House Building Material Costs

We had constant increasing costs of building material as well higher cost of tradies over last year or so.

Can someone in the industry give some glimpse how things are looking.

Will prices increase slow down or prices go down after election, when immigration opens up, reducing cost of labour.

Also few other things such as builders under strain, some small builders are going under liquidation. Talks about Metricon…

Comments

  • +1

    The commercial construction company I work for is booked for the next 3 years and are turning away work daily. I have no idea what happened over covid buts it is like a money printer was put into the pockets of our high worth clients….

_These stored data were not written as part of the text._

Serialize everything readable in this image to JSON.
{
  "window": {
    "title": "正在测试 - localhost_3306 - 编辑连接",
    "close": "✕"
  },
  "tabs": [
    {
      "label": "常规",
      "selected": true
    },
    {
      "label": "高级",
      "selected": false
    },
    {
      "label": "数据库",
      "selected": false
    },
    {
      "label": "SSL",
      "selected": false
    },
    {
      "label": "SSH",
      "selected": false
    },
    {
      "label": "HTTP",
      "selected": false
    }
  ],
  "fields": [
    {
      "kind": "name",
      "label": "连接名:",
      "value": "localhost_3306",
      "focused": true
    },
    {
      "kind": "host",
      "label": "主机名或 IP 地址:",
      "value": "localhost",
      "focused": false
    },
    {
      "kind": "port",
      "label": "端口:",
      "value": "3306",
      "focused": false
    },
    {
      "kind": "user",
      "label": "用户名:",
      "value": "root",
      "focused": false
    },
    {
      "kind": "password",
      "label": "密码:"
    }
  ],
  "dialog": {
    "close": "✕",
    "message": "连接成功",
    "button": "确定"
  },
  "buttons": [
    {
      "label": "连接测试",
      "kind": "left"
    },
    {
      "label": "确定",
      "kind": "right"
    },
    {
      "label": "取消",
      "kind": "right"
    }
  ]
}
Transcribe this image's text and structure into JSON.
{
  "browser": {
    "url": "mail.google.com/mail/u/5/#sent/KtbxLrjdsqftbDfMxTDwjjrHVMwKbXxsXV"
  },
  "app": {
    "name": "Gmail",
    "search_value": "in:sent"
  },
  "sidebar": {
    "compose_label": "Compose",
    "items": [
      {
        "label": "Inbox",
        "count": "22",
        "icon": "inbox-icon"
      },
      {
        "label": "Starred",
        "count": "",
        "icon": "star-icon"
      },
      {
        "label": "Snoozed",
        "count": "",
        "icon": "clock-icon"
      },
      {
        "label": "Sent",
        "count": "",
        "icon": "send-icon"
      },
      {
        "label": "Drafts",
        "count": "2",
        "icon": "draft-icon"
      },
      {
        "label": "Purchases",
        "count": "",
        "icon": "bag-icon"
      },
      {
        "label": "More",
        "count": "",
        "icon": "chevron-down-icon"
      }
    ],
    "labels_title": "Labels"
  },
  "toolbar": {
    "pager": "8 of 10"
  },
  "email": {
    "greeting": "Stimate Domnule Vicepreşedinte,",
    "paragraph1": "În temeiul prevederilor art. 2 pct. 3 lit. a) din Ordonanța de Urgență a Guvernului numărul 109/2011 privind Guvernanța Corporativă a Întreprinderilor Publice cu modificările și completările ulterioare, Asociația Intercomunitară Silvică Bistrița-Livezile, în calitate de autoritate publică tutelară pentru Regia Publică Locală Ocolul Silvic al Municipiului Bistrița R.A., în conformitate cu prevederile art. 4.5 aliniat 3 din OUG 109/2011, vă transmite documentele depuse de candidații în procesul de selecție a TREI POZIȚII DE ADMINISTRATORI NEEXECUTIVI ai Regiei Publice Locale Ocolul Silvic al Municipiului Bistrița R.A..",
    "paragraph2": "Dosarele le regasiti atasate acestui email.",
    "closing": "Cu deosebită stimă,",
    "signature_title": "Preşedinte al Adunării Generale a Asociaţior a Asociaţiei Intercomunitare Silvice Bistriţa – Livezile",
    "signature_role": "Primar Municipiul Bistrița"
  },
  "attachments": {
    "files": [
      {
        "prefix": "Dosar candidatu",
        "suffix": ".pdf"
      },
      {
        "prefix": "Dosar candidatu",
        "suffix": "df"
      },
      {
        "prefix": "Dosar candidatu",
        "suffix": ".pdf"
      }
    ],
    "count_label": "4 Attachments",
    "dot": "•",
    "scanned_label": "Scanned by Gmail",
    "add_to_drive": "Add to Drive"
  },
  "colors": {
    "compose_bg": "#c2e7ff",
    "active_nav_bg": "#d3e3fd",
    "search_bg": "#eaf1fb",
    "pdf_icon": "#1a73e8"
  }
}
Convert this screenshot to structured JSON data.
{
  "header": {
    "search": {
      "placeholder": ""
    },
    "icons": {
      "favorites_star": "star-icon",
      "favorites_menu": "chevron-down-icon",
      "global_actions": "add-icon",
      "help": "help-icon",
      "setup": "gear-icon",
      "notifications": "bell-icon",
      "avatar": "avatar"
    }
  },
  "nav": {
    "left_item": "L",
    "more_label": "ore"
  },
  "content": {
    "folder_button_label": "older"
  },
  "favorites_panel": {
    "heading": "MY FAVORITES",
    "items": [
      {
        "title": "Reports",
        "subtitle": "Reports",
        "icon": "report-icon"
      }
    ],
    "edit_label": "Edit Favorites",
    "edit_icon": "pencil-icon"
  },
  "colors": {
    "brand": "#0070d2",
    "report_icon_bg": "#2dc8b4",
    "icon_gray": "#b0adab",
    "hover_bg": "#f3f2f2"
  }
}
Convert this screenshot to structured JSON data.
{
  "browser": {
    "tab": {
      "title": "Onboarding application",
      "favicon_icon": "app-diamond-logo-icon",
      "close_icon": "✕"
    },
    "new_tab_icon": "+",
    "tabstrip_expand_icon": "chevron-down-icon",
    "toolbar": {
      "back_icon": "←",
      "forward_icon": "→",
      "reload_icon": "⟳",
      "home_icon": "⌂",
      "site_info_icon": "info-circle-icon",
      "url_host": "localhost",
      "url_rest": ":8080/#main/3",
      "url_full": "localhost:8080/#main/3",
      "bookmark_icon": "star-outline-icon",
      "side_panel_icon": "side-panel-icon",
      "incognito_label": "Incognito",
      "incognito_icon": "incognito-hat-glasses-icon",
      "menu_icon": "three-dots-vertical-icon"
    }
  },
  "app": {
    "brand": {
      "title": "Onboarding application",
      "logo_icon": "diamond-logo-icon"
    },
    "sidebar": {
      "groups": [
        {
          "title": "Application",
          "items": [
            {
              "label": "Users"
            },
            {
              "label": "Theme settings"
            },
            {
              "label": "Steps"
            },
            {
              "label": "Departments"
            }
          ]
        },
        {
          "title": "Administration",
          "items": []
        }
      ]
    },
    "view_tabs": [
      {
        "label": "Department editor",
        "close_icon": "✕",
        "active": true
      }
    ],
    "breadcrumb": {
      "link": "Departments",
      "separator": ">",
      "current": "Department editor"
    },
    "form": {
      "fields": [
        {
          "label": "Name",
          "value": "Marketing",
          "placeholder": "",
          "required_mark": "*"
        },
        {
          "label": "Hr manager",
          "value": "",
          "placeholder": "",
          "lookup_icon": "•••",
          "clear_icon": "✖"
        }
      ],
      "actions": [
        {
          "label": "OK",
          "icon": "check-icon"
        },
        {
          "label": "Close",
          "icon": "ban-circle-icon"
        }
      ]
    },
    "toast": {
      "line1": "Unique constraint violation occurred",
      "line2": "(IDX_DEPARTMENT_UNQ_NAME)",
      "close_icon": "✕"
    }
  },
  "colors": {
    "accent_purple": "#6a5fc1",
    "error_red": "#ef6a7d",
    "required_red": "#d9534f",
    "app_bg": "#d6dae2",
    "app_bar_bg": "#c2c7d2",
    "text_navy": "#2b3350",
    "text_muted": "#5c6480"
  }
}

    • Do you have any view on the material costs/labourers

      • +6

        Costs have gone up 20-30% on all materials/labours in the past 12 months or so. Bricks/Concrete have stayed the same, however with fuel prices shooting up the freight side will probably force slight price increases on these soon enough. I have been told to expect more price rises in November for steel products including reinforcement. Availability of trades/material is still tight. Definitely will see a lot more building companies in financial stress. I don't see things settling down for another 24 months. The prices set today are now just the accepted rates and in my opinion wont go down, may have some increases left (10%?) but I think things have pretty much settled.

  • +4

    Immigration isn't going to help much as the labour costs in construction are mostly for trade qualified contractors. The building companies that are going bankrupt are doing so because they tendered for big jobs on small profit margins and now that material/labour costs have increased they are taking losses on those contracts.

  • +3

    Ask Metricon.. they are in shit now too

    • News out today that they are going under. Having "crisis" talks with The Victorian Government.

      That's what has been said on Sunrise this morning.

      • You'd be shitting hot coals if you had a deposit out with any home builder right now… Theres NO WAY I'd hand over $1.00 to any of them right now.

  • +4

    20% to 30% increases in reinforcing steel costs since December. 10 to 15% in concrete. Some PVC Pipe and fittings are up over 50%!!
    We’ve lost most of our domestic capacity to manufacture a lot of materials, so it won’t improve until the lockdowns in China end. While they continue to pursue zero-Covid, Chinese factories are empty and ships are stuck offshore wondering when they might get loaded again.

    • So, right now the Chinese companies produce 30% less but are earning the same money as before?

  • From a building cost (materials perspective) it is here to stay for the next 12-36 months at minimum.
    Source: My opinion based on my job and research.

    Even if it drops, you won't see the benefit straight away until the builders start to compete against each other, they are more inclined to only decrease slowly if others are not dropping prices, bank that marrgginnnnn brahh. As more fold, less competition in the market.

  • immigration wont help supply problems

    Steel timber etc all up by heaps

  • +1

    No material prices aren't going down in the feasible future in fact all indications are they are going to keep on rising.
    LVL timber went up 70% over 12 months, its going up a further 35% over the next 3 months, in short this is because of the Russian war.
    Pine prices will go up soon too because there is less global supply of baltic pine due to the Russian war, Australian timber mills are already running at capacity so we will just have to pay more than particularly America to receive sufficient stock.
    Steel to keep rising, that Ukrainian steel plant that was obliterated by Russian bombs was the largest steel producer in Europe.
    Wage costs to rise as low unemployment and high inflation means everyone will be putting their hand out for more coin.

    In saying all that if Metricon go bust it will have a catastrophic impact on the industry, they will bring down a lot of suppliers and subcontractors with them.

  • +1

    Fuel prices up are going to massively impact imports as well as the $ dropping against the USD.

  • In the industry, build our own homes. Don't see much relief coming in the short and medium term. If it's not urgent, i wouldn't be building or signing a contract to build right now. We have sites running but contracts were signed in 2020 so we are still good, our builder could lock prices in early as well. Builders are still dropping like flies and the surviving ones are charging top dollars (understandably) for jobs.

  • Speaking to a customer who is in the roofing industry and he said not only are materials continuing to go up, but the major issue is lack of employees. Many have left and not replaced, so whilst he can make product, can't find installers.

    Container freight has started to cool a but but still paying 6000 to 8000 for an FCL that cost under 2000 pre pandemic.

    Oil price meaning all transport is charging fuel surcharges, which then on top of base RM cost increase is causing substantial increases.

    Ukrainian war and the loss of the largest steel plant in Europe just making it worse..iron ore on way up, only thing holding it back from larger increases are the Chinese lockdowns and subsequent demand drop last few weeks. When the do come back expect ore to return to $150/tonne or more.

    We are expecting no price drops in next 12 months and expecting further increases.